Brief regering : Reactie op vragen gesteld tijdens het Algemeen Overleg MH17 van 10 april 2019 en op vragen van het lid Paternotte, gedaan tijdens de Regeling van Werkzaamheden van 25 juni 2019 over het vliegen boven conflictgebieden
33 997 Vliegramp MH17
Nr. 142 BRIEF VAN DE MINISTER VAN INFRASTRUCTUUR EN WATERSTAAT
Aan de Voorzitter van de Tweede Kamer der Staten-Generaal
Den Haag, 2 juli 2019
Op 10 april 2019 vond een Algemeen Overleg MH17 plaats (Kamerstuk 33 997,nr. 139).
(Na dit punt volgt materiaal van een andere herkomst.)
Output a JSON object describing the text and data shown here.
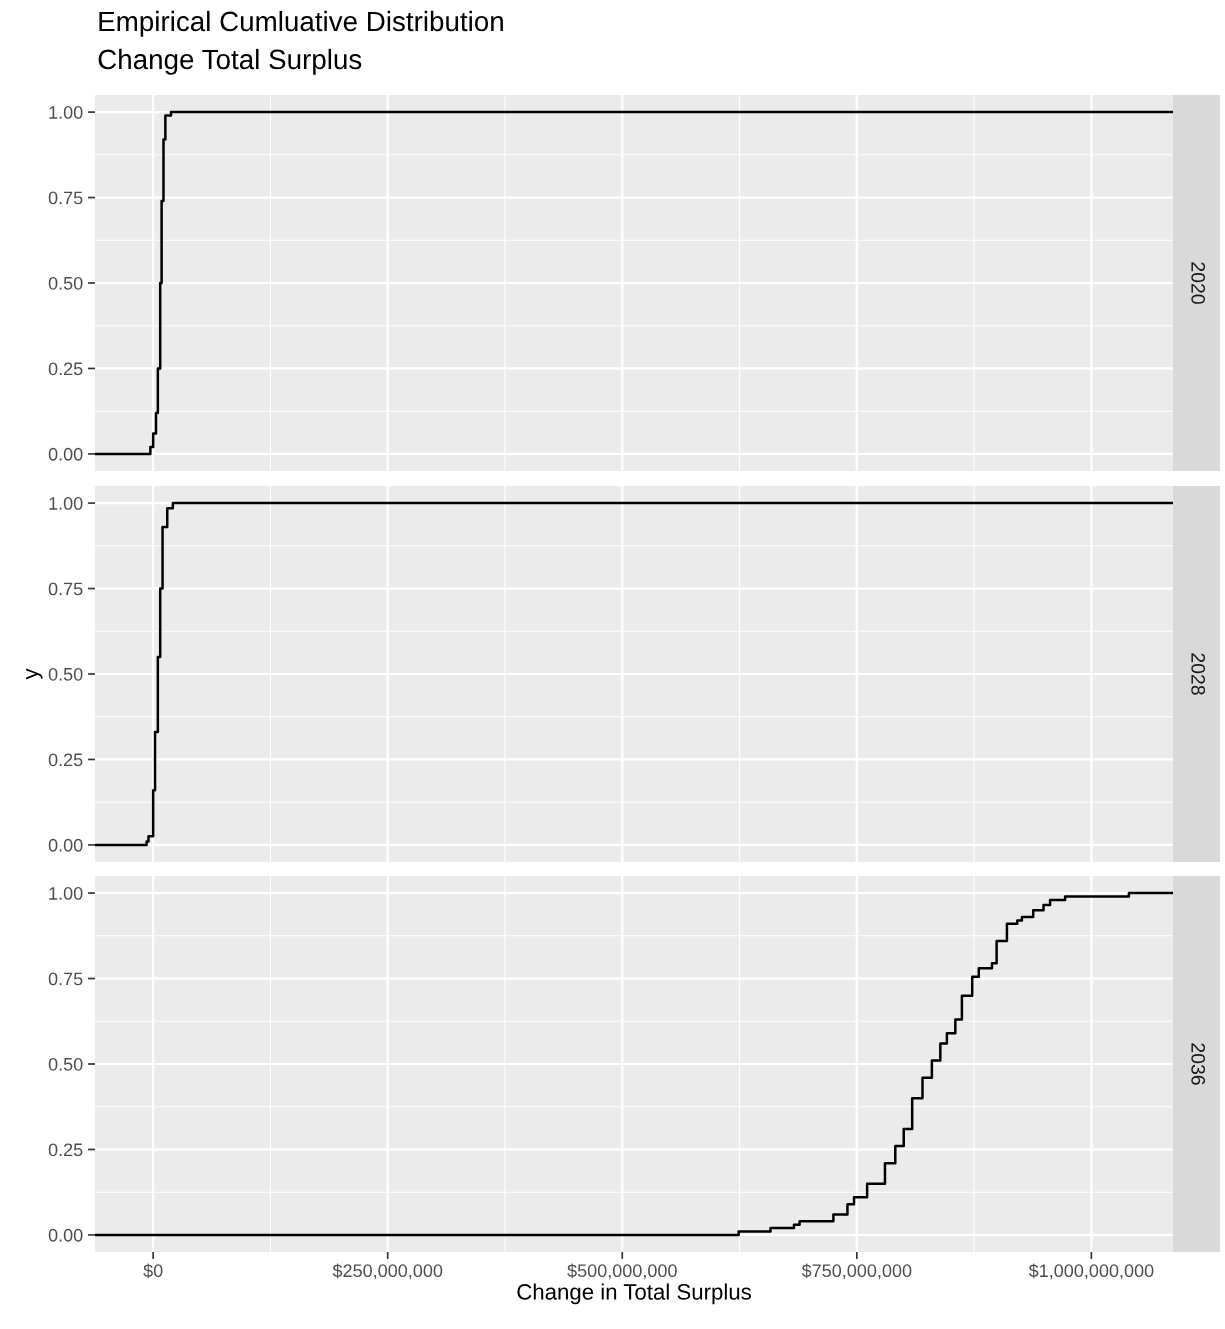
{
  "chart_data": [
    {
      "type": "step",
      "title": "Empirical Cumluative Distribution",
      "subtitle": "Change Total Surplus",
      "annotations": [
        "2020"
      ],
      "tick_labels": "y",
      "grid": true,
      "xlim": [
        -62000000,
        1087000000
      ],
      "ylim": [
        -0.05,
        1.05
      ],
      "xticks": [
        {
          "value": 0,
          "label": null
        },
        {
          "value": 250000000,
          "label": null
        },
        {
          "value": 500000000,
          "label": null
        },
        {
          "value": 750000000,
          "label": null
        },
        {
          "value": 1000000000,
          "label": null
        }
      ],
      "yticks": [
        {
          "value": 0,
          "label": "0.00"
        },
        {
          "value": 0.25,
          "label": "0.25"
        },
        {
          "value": 0.5,
          "label": "0.50"
        },
        {
          "value": 0.75,
          "label": "0.75"
        },
        {
          "value": 1,
          "label": "1.00"
        }
      ],
      "series": [
        {
          "color": "#000000",
          "x": [
            -62000000,
            -3000000,
            0,
            3000000,
            5000000,
            7500000,
            9000000,
            11000000,
            13000000,
            19000000,
            1087000000
          ],
          "values": [
            0,
            0.02,
            0.06,
            0.12,
            0.25,
            0.5,
            0.74,
            0.92,
            0.99,
            1,
            1
          ]
        }
      ]
    },
    {
      "type": "step",
      "ylabel": "y",
      "annotations": [
        "2028"
      ],
      "tick_labels": "y",
      "grid": true,
      "xlim": [
        -62000000,
        1087000000
      ],
      "ylim": [
        -0.05,
        1.05
      ],
      "xticks": [
        {
          "value": 0,
          "label": null
        },
        {
          "value": 250000000,
          "label": null
        },
        {
          "value": 500000000,
          "label": null
        },
        {
          "value": 750000000,
          "label": null
        },
        {
          "value": 1000000000,
          "label": null
        }
      ],
      "yticks": [
        {
          "value": 0,
          "label": "0.00"
        },
        {
          "value": 0.25,
          "label": "0.25"
        },
        {
          "value": 0.5,
          "label": "0.50"
        },
        {
          "value": 0.75,
          "label": "0.75"
        },
        {
          "value": 1,
          "label": "1.00"
        }
      ],
      "series": [
        {
          "color": "#000000",
          "x": [
            -62000000,
            -7000000,
            -5000000,
            0,
            2000000,
            5000000,
            7500000,
            10000000,
            15000000,
            21000000,
            1087000000
          ],
          "values": [
            0,
            0.01,
            0.025,
            0.16,
            0.33,
            0.55,
            0.75,
            0.93,
            0.985,
            1,
            1
          ]
        }
      ]
    },
    {
      "type": "step",
      "xlabel": "Change in Total Surplus",
      "annotations": [
        "2036"
      ],
      "grid": true,
      "xlim": [
        -62000000,
        1087000000
      ],
      "ylim": [
        -0.05,
        1.05
      ],
      "xticks": [
        {
          "value": 0,
          "label": "$0"
        },
        {
          "value": 250000000,
          "label": "$250,000,000"
        },
        {
          "value": 500000000,
          "label": "$500,000,000"
        },
        {
          "value": 750000000,
          "label": "$750,000,000"
        },
        {
          "value": 1000000000,
          "label": "$1,000,000,000"
        }
      ],
      "yticks": [
        {
          "value": 0,
          "label": "0.00"
        },
        {
          "value": 0.25,
          "label": "0.25"
        },
        {
          "value": 0.5,
          "label": "0.50"
        },
        {
          "value": 0.75,
          "label": "0.75"
        },
        {
          "value": 1,
          "label": "1.00"
        }
      ],
      "series": [
        {
          "color": "#000000",
          "x": [
            -62000000,
            624000000,
            658000000,
            683000000,
            689000000,
            725000000,
            740000000,
            747000000,
            761000000,
            780000000,
            791000000,
            800000000,
            809000000,
            820000000,
            830000000,
            839000000,
            846000000,
            855000000,
            862000000,
            873000000,
            880000000,
            894000000,
            899000000,
            910000000,
            921000000,
            926000000,
            938000000,
            949000000,
            956000000,
            972000000,
            1040000000,
            1087000000
          ],
          "values": [
            0,
            0.01,
            0.02,
            0.03,
            0.04,
            0.06,
            0.09,
            0.11,
            0.15,
            0.21,
            0.26,
            0.31,
            0.4,
            0.46,
            0.51,
            0.56,
            0.59,
            0.63,
            0.7,
            0.755,
            0.78,
            0.795,
            0.86,
            0.91,
            0.92,
            0.93,
            0.95,
            0.965,
            0.98,
            0.99,
            1,
            1
          ]
        }
      ]
    }
  ]
}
Tijdens het overleg hebben de leden Van Wijngaarden en Van der Staaij vragen gesteld
die onder de verantwoordelijkheid van het Ministerie van Infrastructuur en Waterstaat
vallen.
Op 25 juni 2019 heeft het lid Sjoerdsma, namens het lid Paternotte, tijdens het ordedebat
van de Tweede Kamer verzocht om een brief waarin onder meer wordt ingegaan op de werking
van het convenant inzake deling van dreigingsinformatie voor burgerluchtvaart (Handelingen
II 2018/19, nr. 97, Regeling van werkzaamheden.
Hierbij ontvangt u het antwoord op deze vragen.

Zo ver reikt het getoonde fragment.